A boa gestão da água constrói-se antes da crise

A boa gestão da água constrói-se antes da crise

As alterações climáticas e a crescente pressão sobre os recursos hídricos exigem serviços cada vez mais fiáveis e colocam desafios sem precedentes aos sistemas de abastecimento de água e saneamento. Neste contexto, a inovação tecnológica é essencial, mas dificilmente será suficiente se não for acompanhada por uma visão integrada da gestão.

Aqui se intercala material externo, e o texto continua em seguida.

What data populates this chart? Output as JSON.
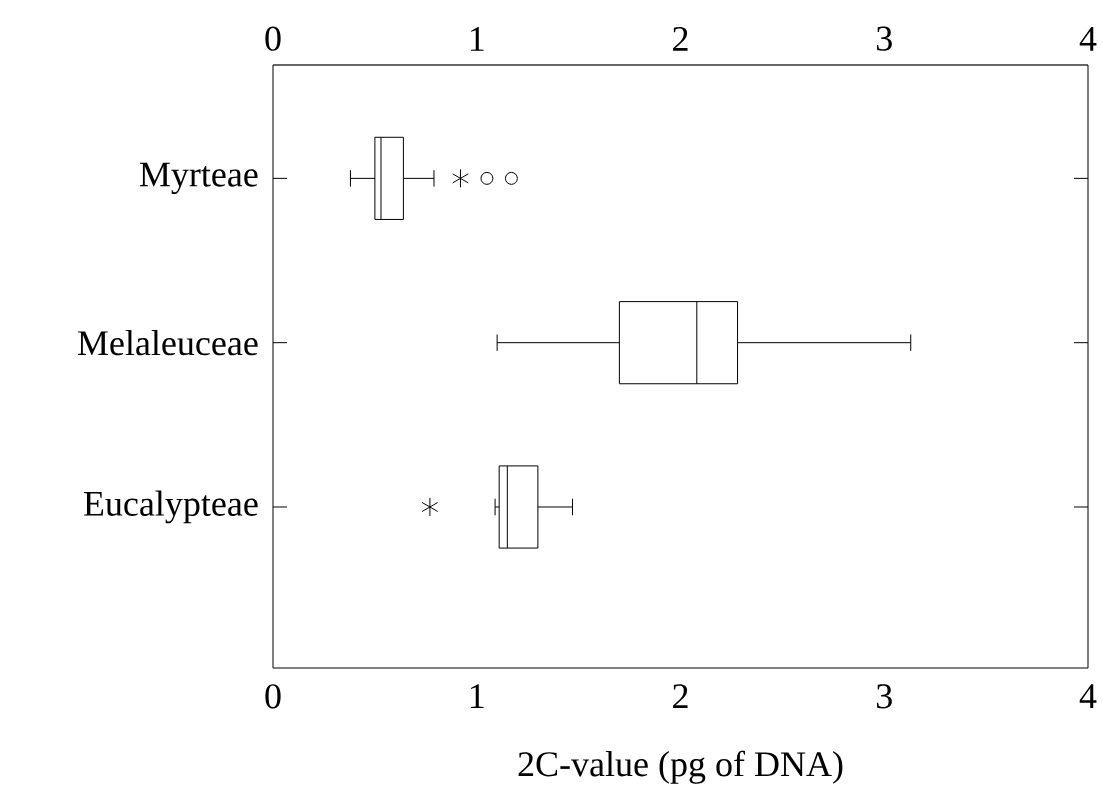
{
  "chart_data": {
    "type": "box",
    "orientation": "horizontal",
    "xlabel": "2C-value (pg of DNA)",
    "categories": [
      "Myrteae",
      "Melaleuceae",
      "Eucalypteae"
    ],
    "boxes": [
      {
        "low": 0.38,
        "q1": 0.5,
        "median": 0.53,
        "q3": 0.64,
        "high": 0.79,
        "outliers": [
          1.05,
          1.17
        ]
      },
      {
        "low": 1.1,
        "q1": 1.7,
        "median": 2.08,
        "q3": 2.28,
        "high": 3.13
      },
      {
        "low": 1.09,
        "q1": 1.11,
        "median": 1.15,
        "q3": 1.3,
        "high": 1.47
      }
    ],
    "series": [
      {
        "type": "scatter",
        "marker": "cross",
        "color": "#000000",
        "x": [
          "Myrteae",
          "Eucalypteae"
        ],
        "values": [
          0.92,
          0.77
        ]
      }
    ],
    "xlim": [
      0,
      4
    ],
    "xticks": [
      0,
      1,
      2,
      3,
      4
    ],
    "x2lim": [
      0,
      4
    ],
    "x2ticks": [
      0,
      1,
      2,
      3,
      4
    ]
  }
}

Nas últimas décadas, o setor da água acumulou conhecimento técnico, experiência operacional e capacidade de inovação. Foram desenvolvidas metodologias, criados referenciais de gestão, implementadas novas tecnologias e demonstradas boas práticas que evidenciam ser possível alcançar níveis muito elevados de eficiência e qualidade de serviço.
O exemplo do indicador de água não faturada ilustra particularmente bem esta realidade. Os dados do último Relatório Anual de Qualidade de Serviço publicado pela ERSAR (RASARP 2025) demonstram que existem em Portugal entidades gestoras capazes de atingir níveis de desempenho de excelência. Contudo, com uma média nacional de água não faturada de 26,5%  e diferenças que vão desde menos de 10% para mais de 70%, torna-se evidente que o setor ainda está longe de concretizar todo o seu potencial. Esta disparidade revela um setor que evolui a diferentes velocidades, apesar de o conhecimento, as metodologias e a tecnologia estarem amplamente disponíveis.
A questão que importa colocar é, por isso, simples: por que razão continuamos a ter dificuldade em transformar conhecimento em resultados consistentes? A resposta exige uma reflexão sobre os modelos de gestão, as competências, a capacidade de execução e os mecanismos de partilha de conhecimento. Se já foi demonstrado que é possível fazer melhor, o desafio passa agora por transformar a excelência numa regra e não numa exceção.
Os sistemas de água são organismos “vivos” e complexos, que integram milhares de ativos físicos pesados, equipas multidisciplinares, processos operacionais, sistemas de informação e mecanismos de financiamento. A sua fiabilidade depende da forma como todos estes elementos funcionam de forma articulada.
A gestão da água exige compreender que todas as etapas estão interligadas e que as decisões tomadas hoje influenciarão o desempenho dos sistemas durante décadas. Uma manutenção adiada, um investimento não priorizado, um conhecimento insuficiente sobre o estado dos ativos ou uma coordenação deficiente entre áreas podem comprometer a capacidade futura de resposta.
Enfrentamos desafios que exigem cada vez mais especialização, espírito crítico e capacidade de coordenação, pelo que este será o momento para o setor fazer uma reflexão e, de certa forma, um verdadeiro “reset” na forma como encara a gestão da água. Não para recomeçar do zero, mas para valorizar aquilo que já foi aprendido, para evitar crises que seriam possível evitar, capitalizar as boas práticas existentes e acelerar a melhoria de eficiência do setor e do País como um todo.
Num setor em que a excelência se mede frequentemente pela ausência de interrupções e pela confiança dos utilizadores, a resiliência dos sistemas não se alcança durante uma crise. Constrói-se muito antes dela acontecer, através das decisões que tomamos todos os dias. É precisamente aí que nasce a boa gestão da água.